Perceptions and Physical Training

CHAPTER 8

“Welcome back.” Winfred smiled at me somberly and looked almost worried about me before frowning. “Weapons?”

“Just the one, really.” I showed it to her and she frowned. “What?”

“It’s an odd one, for sure.” She passed it over to Xanile who blinked at it and shrugged. “I’ve not seen the like before.”

“Am I allowed to wear it here?” She nodded as if I were daft, then helped me belt it.

“That necklace is interesting, where did you get it?” Xanile’s question held curiosity as she stood to come closer to look at me. “It almost looks like a beast core.”

“They were both gifts from my mother and father.” I pulled out the receipt out of my pocket and handed it to Xanile, “A gift to you from my family as well.”

Her eyes widened and she whispered, “This is worth a fortune and they just handed over twenty of them?”

“They’re accomplished botanists.” I lied smoothly. “They wanted to be certain you and your family wouldn’t regret taking me under your wing.”

Xanile and Winfred both smiled, “We get a prodigy and a rare type of wood? Outstanding.”

“Are there other weapons I can have access to?” I raised my eyebrows at them hopefully.

Winfred nodded, “Yes, but you’ll be measured and will have them taken from the armory here for your lessons.”
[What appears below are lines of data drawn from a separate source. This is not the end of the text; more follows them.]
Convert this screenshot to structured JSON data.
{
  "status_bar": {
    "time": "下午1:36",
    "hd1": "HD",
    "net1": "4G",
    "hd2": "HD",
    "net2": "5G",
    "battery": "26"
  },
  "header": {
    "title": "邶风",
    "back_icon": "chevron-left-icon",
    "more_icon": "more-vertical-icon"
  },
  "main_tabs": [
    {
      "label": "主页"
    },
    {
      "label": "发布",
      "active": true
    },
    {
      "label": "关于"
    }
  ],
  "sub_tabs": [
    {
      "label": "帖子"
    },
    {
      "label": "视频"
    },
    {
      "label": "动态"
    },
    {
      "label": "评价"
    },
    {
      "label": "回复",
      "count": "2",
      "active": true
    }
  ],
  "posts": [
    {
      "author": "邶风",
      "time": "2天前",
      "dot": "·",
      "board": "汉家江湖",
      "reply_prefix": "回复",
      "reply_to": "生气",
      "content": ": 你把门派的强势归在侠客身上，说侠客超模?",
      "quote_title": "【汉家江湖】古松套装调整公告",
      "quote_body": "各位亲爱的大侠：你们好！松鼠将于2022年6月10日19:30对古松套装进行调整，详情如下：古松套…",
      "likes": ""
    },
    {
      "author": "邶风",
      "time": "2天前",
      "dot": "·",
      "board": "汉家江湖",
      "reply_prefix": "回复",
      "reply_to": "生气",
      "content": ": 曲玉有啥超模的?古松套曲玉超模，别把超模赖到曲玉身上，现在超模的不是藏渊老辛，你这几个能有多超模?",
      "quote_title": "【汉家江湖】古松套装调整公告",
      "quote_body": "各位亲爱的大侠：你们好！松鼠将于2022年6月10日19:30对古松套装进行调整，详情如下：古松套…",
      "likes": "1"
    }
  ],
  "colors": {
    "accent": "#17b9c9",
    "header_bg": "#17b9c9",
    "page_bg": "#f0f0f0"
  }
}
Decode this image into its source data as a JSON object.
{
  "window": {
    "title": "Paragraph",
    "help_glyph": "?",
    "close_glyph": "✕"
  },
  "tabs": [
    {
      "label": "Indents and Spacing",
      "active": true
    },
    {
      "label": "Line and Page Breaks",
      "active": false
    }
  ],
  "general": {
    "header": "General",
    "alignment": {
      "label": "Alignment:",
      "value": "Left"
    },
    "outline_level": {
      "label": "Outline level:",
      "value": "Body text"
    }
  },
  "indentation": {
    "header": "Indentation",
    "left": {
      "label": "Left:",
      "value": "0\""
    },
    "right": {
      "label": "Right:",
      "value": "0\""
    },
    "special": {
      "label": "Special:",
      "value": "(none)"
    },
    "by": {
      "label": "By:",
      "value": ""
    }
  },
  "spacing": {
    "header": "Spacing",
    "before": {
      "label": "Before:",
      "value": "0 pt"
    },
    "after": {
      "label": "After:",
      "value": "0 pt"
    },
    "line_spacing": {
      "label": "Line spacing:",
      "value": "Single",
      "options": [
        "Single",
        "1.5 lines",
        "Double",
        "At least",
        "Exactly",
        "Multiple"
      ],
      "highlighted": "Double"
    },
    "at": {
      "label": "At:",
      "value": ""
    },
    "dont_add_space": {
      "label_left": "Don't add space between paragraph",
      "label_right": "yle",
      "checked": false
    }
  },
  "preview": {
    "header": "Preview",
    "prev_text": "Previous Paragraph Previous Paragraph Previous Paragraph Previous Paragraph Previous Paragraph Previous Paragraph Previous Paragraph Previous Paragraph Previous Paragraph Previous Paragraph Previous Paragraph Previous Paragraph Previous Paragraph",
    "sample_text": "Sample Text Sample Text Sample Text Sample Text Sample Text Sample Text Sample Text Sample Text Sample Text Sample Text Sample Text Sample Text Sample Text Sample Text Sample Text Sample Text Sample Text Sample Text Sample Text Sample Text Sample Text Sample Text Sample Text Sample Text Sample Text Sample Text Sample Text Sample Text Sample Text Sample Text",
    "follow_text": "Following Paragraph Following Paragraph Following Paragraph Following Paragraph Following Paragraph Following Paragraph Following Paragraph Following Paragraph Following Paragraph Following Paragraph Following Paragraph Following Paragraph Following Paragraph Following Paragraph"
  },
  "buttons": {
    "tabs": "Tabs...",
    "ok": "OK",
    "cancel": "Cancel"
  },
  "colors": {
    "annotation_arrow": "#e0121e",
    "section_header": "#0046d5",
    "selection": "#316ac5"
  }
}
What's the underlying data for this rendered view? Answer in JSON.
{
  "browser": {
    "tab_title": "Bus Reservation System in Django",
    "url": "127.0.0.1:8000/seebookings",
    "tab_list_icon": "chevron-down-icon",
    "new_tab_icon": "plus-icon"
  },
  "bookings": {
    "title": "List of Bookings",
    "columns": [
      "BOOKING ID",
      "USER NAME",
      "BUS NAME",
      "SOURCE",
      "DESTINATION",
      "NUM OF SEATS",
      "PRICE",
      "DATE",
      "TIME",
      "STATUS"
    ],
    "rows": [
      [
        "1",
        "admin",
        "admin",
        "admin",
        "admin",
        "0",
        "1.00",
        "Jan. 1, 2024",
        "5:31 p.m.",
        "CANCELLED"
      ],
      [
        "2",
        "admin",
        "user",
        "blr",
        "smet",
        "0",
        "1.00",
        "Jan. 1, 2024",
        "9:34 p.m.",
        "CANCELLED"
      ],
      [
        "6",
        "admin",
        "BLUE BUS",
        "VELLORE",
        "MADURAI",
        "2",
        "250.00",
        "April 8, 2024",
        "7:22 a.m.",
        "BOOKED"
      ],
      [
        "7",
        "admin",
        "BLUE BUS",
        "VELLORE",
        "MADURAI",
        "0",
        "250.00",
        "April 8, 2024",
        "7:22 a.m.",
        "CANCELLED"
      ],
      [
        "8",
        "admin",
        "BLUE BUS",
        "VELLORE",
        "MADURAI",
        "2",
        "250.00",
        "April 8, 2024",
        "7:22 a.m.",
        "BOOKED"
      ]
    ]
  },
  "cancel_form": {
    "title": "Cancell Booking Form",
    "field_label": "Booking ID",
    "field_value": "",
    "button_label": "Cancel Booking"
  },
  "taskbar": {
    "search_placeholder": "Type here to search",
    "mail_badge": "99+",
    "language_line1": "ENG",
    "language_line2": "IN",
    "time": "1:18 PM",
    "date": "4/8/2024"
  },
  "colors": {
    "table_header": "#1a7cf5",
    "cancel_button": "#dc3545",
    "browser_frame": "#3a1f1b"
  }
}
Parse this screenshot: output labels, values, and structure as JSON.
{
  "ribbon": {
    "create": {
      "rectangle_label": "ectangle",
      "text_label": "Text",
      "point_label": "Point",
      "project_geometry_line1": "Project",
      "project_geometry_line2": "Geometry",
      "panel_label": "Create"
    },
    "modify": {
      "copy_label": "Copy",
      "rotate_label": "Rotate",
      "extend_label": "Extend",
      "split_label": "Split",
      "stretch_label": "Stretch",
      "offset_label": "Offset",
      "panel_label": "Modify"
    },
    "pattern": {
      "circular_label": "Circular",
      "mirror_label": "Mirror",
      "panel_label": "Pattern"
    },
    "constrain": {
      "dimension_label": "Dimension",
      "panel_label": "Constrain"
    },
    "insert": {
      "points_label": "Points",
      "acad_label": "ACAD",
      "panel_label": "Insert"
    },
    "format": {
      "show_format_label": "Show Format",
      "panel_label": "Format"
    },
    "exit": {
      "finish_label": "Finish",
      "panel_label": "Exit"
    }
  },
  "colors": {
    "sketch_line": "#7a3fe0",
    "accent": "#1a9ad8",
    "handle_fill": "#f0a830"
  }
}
I didn’t like the way she made that sound, “I take it they are more for training than anything else?”

Once more her head dipped and I sighed. “A glass sword would be nice.”

“Yes it would.” Xanile lamented with me. “But until you master the basics with the weapons they give us, it would be like giving a brownie pearls.”

I snorted at the idea of the furry little creatures clutching the white objects and chittering as they did and tried to find food.

“You’ll be measured in your first lessons in a few days. You should get your schedules for the year as soon as I put these requests in.” Winfred bowed her head and stood aside. “That will be all for me today, as I have other errands to run and assist with around here. I suggest the two of you learn your way around the grounds, or at the very least your way from here to the mess hall. Until tomorrow.”

With that, she turned and left to room with the receipt and our decisions on what classes to take with her.

Once she was gone, Xanile and I sat in silence for a while, amicably at first. After about ten minutes of softly sipping tea, the silence grew hostile until she finally cleared her throat and looked up at me, “I never properly thanked you for your assistance when you first arrived here.”

“If I recall correctly, you told me you weren’t a damsel for me to rescue or something like that.” I was trying to be polite but she just blushed a little deeper.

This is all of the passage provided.